Francis Chan puts things in perspective immediately regarding Erasing Hell, which he co-authored with Preston Sprinkle:

“If you are excited to read this book, you have issues.

     Do you understand the weight of what we are about to consider? We are exploring the possibility that you and I may end up being tormented in hell. Excited would be the wrong term to use here. Necessary would be more fitting.”

With that, Chan begins a thoughtful and thought-provoking exploration of what the Bible actually says about Hell, and about the things that the people of God have simply concocted out of whole cloth about the afterlife. Chan freely admits that Sprinkle (a New Testament scholar and professor of biblical studies at Eternity Bible College) is responsible for the research that underpins the book, while Chan’s is the voice in which it is written.

Let’s be honest, shall we? Hell has gotten a lot of play recently, what with the controversy over the release of Rob Bell’s Love Wins (you can see some reviews of Bell’s book here, here, and here). Chan’s reason for wanting to write this book is at least partly personal. He shares the heart-wrenching story of watching his grandmother die, knowing that according to what he knew of the Bible, she was headed for an eternity of suffering. The emotional burden of that incident resulted in years of Chan acknowledging the existence of Hell with his lips, but never allowing his heart to feel its weight.

When it comes to Hell, Chan says that we cannot afford to be wrong in our doctrine.

“This is not one of those doctrines where you can toss in your two cents, shrug your shoulders and move on. Too much is at stake. Too many people are at stake. And the Bible has too much to say.”

In his introduction, Chan stresses the importance of testing our assumptions about Hell against what the Bible actually says. He rightly points out that there are many things that Christians can believe and practice for years, only to change their views after study of the Scriptures reveals those beliefs and practices to be inaccurate.

“I’m not going to hang on to the idea of hell simply because its what my tradition tells me to believe. And neither should you.”

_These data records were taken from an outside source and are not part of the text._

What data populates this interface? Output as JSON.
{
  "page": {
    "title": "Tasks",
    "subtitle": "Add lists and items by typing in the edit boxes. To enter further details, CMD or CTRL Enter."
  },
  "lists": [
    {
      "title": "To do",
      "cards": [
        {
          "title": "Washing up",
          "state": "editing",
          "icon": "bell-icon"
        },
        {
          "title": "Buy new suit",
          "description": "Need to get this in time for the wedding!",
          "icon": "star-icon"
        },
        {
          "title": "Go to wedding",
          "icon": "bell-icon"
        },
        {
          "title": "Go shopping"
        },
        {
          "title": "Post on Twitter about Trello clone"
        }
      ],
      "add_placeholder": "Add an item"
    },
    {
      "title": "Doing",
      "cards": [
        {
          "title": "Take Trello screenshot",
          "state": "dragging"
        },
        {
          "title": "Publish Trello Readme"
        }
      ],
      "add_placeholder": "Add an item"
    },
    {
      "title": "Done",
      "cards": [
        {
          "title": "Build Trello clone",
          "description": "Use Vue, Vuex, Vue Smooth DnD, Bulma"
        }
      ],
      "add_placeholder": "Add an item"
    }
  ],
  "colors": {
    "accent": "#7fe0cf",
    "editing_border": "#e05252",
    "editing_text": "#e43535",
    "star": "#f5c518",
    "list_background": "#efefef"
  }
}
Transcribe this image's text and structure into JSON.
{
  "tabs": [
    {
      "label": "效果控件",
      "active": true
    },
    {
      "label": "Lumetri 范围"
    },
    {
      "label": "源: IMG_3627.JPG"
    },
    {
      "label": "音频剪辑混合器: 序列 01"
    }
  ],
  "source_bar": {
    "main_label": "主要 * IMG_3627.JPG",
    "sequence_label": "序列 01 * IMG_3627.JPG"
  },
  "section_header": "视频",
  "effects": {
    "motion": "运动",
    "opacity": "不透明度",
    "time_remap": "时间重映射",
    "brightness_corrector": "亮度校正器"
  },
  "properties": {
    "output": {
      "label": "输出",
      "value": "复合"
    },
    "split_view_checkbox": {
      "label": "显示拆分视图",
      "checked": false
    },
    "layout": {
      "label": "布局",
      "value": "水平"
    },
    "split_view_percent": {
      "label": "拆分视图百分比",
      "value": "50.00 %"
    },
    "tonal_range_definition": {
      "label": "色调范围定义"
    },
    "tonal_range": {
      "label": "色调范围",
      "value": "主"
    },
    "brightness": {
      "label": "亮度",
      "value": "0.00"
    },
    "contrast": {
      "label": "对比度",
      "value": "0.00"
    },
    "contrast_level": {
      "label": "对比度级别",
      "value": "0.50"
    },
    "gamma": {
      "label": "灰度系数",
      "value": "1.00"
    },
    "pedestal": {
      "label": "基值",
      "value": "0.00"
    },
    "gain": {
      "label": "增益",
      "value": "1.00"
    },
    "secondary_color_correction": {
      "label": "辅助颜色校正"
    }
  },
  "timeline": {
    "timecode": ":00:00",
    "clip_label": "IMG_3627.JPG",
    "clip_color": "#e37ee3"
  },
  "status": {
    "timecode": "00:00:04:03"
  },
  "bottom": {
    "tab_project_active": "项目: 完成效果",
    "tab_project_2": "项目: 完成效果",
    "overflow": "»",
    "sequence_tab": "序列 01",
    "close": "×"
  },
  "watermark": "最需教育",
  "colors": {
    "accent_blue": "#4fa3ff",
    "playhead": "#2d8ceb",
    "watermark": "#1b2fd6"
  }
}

Perhaps the most arresting thing in this introduction is the admonition that we not distance what the Bible says from reality, that we not forget that the doctrine we study might just be the destiny of many people. Francis Chan doesn’t think Hell is a topic to be studied without tears and prayer; we should weep, pray and fast as we beg God to reveal the truth of Hell through His word, because we can’t be wrong on this one.